Tocotronic :: Kapitulation Live
Von wegen lärmend und ungestüm: Kapitulation revisited
Hallo, Hamburg! Wunderschön, wieder hier zu sein und mit euch einen Abend zu verbringen“, tönt eine sonore Entertainerstimme, die man erst gar nicht als die Dirk von Lowtzows erkennt, durchs Kulturzentrum Kampnagel. Von Tocotronics Rückkehr zu ihren Anfängen war an mancher Stelle die Rede, als das Album „Kapitulation“ vor sechs Monaten erschien, vom freudigen Wiederhören mit dem Schrammelrock der frühen Jahre. Das war natürlich Quatsch; ein Missverständnis, das Tocotronic mit Songs wie „Sag alles ab“ bewusst zugelassen haben. Der Mitschnitt des Hamburger Konzerts vom 16. Oktober 2007, der jetzt als „Kapitulation Live“ erscheint, rückt die Dinge jedoch wieder ins rechte Licht.
Man muss nicht einmal die „Karmers Tapes“, die frühen Tocotronic-Live-Mitschnitte,die aufs neulich wiederveröffentlichte Alhum „Nach der verlorenen Zeit“ draufgepackt wurden, als Vergleich heranziehen, um festzustellen, dass Tocotronic alles andere als eine Rückkehr zum trashigen Heulsusen-Grunge ihrer Frühzeit im Sinn haben. Auf „Kapitulation Live“ scheppert, wackelt und kracht nichts mehr. Stattdessen kann man auf dem Album konzentriert musizierenden Männern zuhören, die auch bei scheinbar einfach gebauten Nummern dem Postrock längst näherstehen als der unbeschwert lärmenden Postadoleszenz.
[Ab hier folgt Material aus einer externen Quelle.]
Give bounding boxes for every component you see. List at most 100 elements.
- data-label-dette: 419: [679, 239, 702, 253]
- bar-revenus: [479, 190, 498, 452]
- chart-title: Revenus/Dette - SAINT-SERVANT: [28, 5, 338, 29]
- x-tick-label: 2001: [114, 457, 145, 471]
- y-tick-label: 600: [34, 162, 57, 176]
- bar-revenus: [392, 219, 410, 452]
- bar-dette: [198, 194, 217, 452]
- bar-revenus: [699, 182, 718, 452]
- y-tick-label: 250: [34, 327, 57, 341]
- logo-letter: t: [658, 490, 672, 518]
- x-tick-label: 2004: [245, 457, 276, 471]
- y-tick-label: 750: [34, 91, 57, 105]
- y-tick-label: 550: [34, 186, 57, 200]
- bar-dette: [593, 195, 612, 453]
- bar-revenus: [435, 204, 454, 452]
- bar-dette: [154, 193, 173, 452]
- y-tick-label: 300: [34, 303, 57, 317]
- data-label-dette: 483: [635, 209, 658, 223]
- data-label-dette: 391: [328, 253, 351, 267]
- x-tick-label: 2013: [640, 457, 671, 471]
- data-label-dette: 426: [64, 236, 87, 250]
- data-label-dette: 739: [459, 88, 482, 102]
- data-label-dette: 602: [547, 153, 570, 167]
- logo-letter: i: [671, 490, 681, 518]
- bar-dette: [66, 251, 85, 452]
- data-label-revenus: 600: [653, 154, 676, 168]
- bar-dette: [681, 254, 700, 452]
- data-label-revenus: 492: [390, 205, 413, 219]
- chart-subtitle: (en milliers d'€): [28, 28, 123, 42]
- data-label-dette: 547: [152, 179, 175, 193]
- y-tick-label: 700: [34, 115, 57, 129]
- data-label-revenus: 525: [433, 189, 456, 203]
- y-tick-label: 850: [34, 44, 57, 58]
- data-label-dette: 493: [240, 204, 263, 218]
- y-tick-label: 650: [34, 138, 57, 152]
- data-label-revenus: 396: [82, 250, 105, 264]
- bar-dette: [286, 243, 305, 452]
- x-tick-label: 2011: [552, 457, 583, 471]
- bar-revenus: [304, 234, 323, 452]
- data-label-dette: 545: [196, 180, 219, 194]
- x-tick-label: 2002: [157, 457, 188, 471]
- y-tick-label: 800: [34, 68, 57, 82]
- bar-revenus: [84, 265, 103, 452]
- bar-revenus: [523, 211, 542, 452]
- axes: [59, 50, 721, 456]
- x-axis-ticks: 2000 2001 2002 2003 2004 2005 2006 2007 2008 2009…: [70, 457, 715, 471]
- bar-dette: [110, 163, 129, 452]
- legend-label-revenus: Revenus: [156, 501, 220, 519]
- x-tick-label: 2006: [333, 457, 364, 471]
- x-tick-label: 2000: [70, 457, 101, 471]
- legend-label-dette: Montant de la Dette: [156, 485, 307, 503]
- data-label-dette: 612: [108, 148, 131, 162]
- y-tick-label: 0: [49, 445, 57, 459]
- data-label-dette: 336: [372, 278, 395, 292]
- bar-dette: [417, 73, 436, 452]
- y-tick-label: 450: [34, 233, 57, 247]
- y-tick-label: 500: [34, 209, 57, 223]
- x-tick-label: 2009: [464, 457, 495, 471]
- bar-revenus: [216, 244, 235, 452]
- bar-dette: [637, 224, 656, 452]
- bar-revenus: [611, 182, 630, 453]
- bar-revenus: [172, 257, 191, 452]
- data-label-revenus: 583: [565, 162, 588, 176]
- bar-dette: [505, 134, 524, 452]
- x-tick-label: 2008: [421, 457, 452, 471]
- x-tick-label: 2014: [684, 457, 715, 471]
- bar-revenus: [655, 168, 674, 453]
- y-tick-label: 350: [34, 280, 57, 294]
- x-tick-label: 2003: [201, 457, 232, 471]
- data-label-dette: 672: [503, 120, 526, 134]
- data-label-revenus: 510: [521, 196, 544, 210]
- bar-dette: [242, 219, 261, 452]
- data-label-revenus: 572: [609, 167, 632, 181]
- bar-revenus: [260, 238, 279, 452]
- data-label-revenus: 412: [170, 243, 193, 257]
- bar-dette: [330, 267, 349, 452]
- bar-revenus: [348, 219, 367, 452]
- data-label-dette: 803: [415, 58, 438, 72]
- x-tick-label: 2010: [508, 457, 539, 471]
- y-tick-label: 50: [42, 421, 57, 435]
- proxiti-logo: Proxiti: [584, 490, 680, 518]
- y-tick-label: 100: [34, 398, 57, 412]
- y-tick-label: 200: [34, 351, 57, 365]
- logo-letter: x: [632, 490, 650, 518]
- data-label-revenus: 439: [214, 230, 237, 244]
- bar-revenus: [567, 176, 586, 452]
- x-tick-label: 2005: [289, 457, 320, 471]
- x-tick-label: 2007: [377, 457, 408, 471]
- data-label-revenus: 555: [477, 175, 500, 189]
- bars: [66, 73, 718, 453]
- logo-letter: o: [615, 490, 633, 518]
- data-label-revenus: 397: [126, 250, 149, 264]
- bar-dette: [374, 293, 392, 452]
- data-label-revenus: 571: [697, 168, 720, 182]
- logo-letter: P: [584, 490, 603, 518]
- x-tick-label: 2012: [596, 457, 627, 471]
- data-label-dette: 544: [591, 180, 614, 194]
Naturgemäß haben sich die Songs vom sowieso live eingespielten „Kapitulation“ am wenigsten verändert, auch wenn Tocotronic den Titelsong vor Publikum etwas schneller twisten lassen als allein im Studio. Selbst „Wehrlos“, das es in der Version aufs Album geschafft hat, die von Lowtzow solo am Nachmittag beim Soundcheck gespielt hat, variiert den Duktus des Originals nur marginal. Tocotronic-Klassiker sind dagegen kaum wiederzuerkennen. So wird „Sie wollen uns erzählen“
alles Jugendbewegte entrissen, indem Folkrockanklänge getilgt und die Mundharmonika des Originals in einen Gitarrenriff übersetzt wird. Wie Rick Mc-Phail (der links auf der Bühne steht, bei den Aufnahmen aber von rechts zu hören ist) mit seiner grandiosen Gitarrenarbeit dem Song einen neuen Dreh gibt, ihm Schwere verleiht, ist unerhört. Auch von der Schnoddrigkeit von Songs wie „Ich bin viel zu lange mit euch mitgegangen“
lässt die Live-Version nicht mehr viel übrig.
Auf „Kapitulation Live“ findet keinesfalls eine Feier des Ungestümen und Lärmenden, keine Rückkehr zum Frühwerk statt, sondern die Dekonstruktion desselbigen. Bei „Freiburg“ vor allem, das in Präzisionsarbeit auseinandergenommen und zu einem über acht Minuten langen Feedback-Monster neu zusammengebaut wird.